Avon, the parent company, entered into a deferred prosecution agreement and admitted its criminal conduct, including its role in the conspiracy and its failure to implement internal controls.

Pursuant to the deferred prosecution agreement, the Department filed a criminal information charging Avon with conspiring to violate the books and records provisions of the FCPA and violating the internal controls provisions of the FCPA.  In total, the Avon entities will pay $67,648,000 in criminal penalties.

Avon also agreed to implement rigorous internal controls, cooperate fully with the department and retain a compliance monitor for at least 18 months.

Avon settled a related FCPA matter with the U.S. Securities and Exchange Commission (SEC) today, and will pay an additional $67,365,013 in disgorgement and prejudgment interest, bringing the total amount of U.S. criminal and regulatory penalties paid by Avon and Avon China to $135,013,013.

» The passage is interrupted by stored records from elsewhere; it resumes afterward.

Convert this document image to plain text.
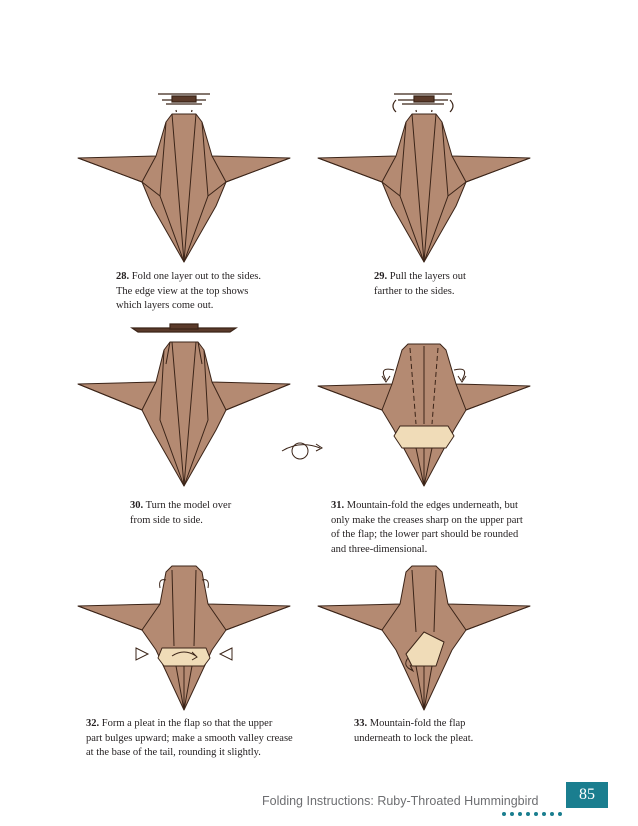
28. Fold one layer out to the sides.
The edge view at the top shows
which layers come out.
29. Pull the layers out
farther to the sides.
30. Turn the model over
from side to side.
31. Mountain-fold the edges underneath, but
only make the creases sharp on the upper part
of the flap; the lower part should be rounded
and three-dimensional.
32. Form a pleat in the flap so that the upper
part bulges upward; make a smooth valley crease
at the base of the tail, rounding it slightly.
33. Mountain-fold the flap
underneath to lock the pleat.
Folding Instructions: Ruby-Throated Hummingbird	85
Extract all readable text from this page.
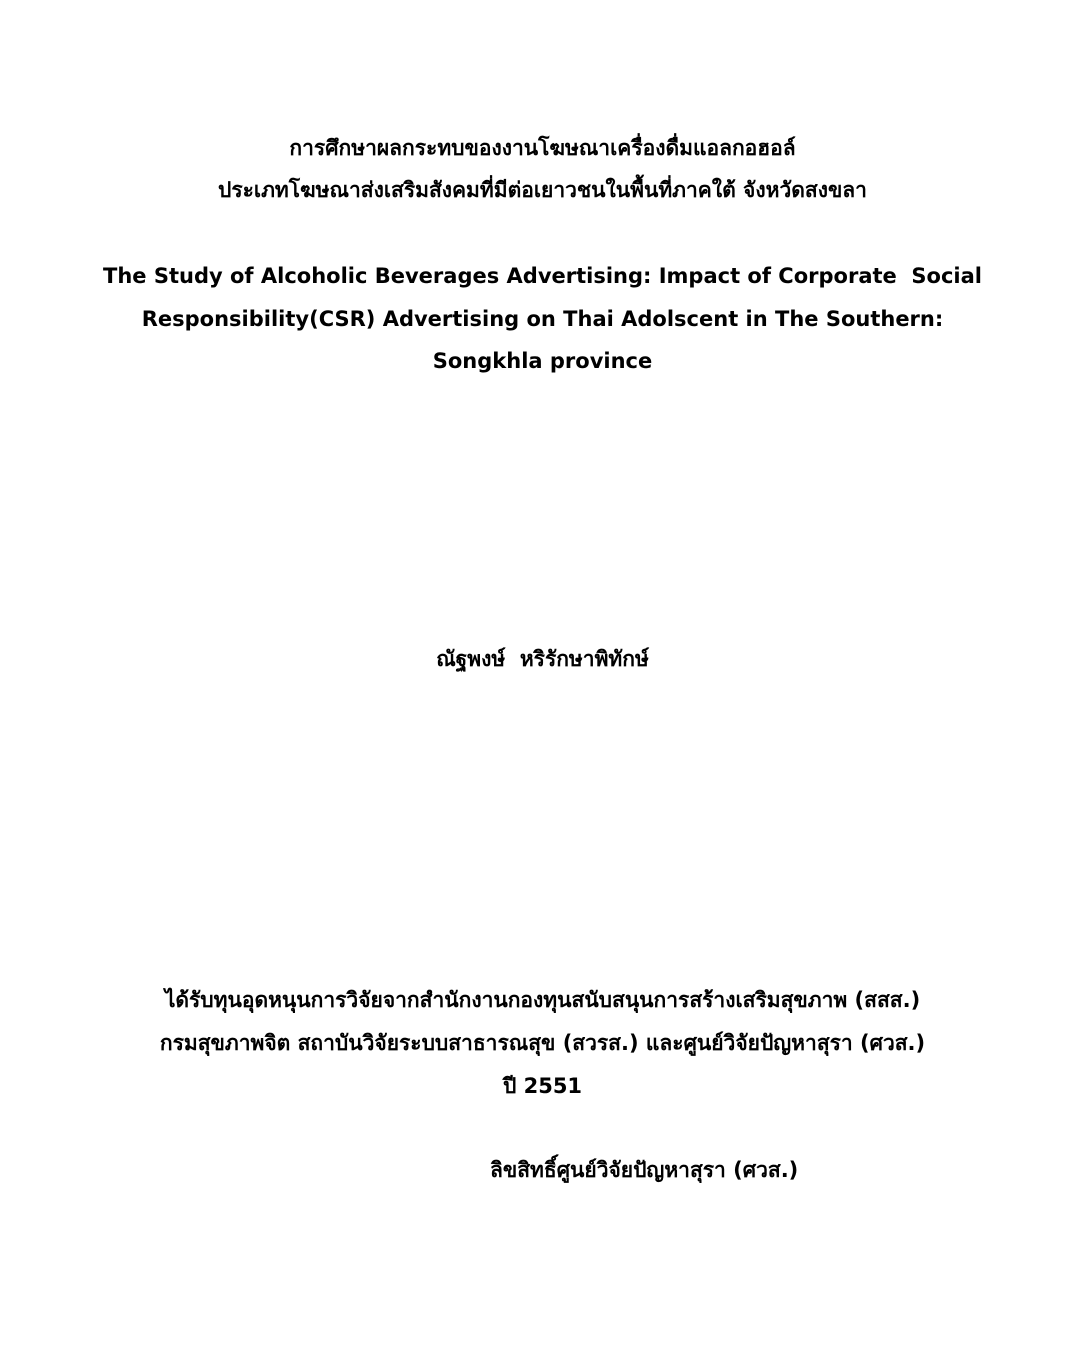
การศึกษาผลกระทบของงานโฆษณาเครื่องดื่มแอลกอฮอล์
ประเภทโฆษณาส่งเสริมสังคมที่มีต่อเยาวชนในพื้นที่ภาคใต้ จังหวัดสงขลา
The Study of Alcoholic Beverages Advertising: Impact of Corporate  Social
Responsibility(CSR) Advertising on Thai Adolscent in The Southern:
Songkhla province
ณัฐพงษ์  หริรักษาพิทักษ์
ได้รับทุนอุดหนุนการวิจัยจากสำนักงานกองทุนสนับสนุนการสร้างเสริมสุขภาพ (สสส.)
กรมสุขภาพจิต สถาบันวิจัยระบบสาธารณสุข (สวรส.) และศูนย์วิจัยปัญหาสุรา (ศวส.)
ปี 2551
ลิขสิทธิ์ศูนย์วิจัยปัญหาสุรา (ศวส.)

According to the companies’ admissions, from at least 2004 through 2008, Avon and Avon China conspired to falsify Avon’s books and records by falsely describing the nature and purpose of certain Avon China transactions.  Specifically, the companies sought to disguise over $8 million in gifts, cash and non-business travel, meals and entertainment that Avon China executives and employees gave to government officials in China in order to obtain and retain business benefits for Avon China.  Avon China attempted to disguise the payments and benefits through various means, including falsely describing the nature or purpose of, or participants associated with such expenses, and falsely recording payments to a third party intermediary as payments for legitimate consulting services.

The companies also admitted that in late 2005 Avon learned that Avon China was routinely providing things of value to Chinese government officials and failing to properly document them.

Instead of ensuring the practice was halted, fixing the false books and records, disciplining the culpable individuals, and implementing appropriate controls to address this problem, the companies took steps to conceal the conduct, despite knowing that Avon China’s books and records, and ultimately Avon’s books and records, would continue to be inaccurate.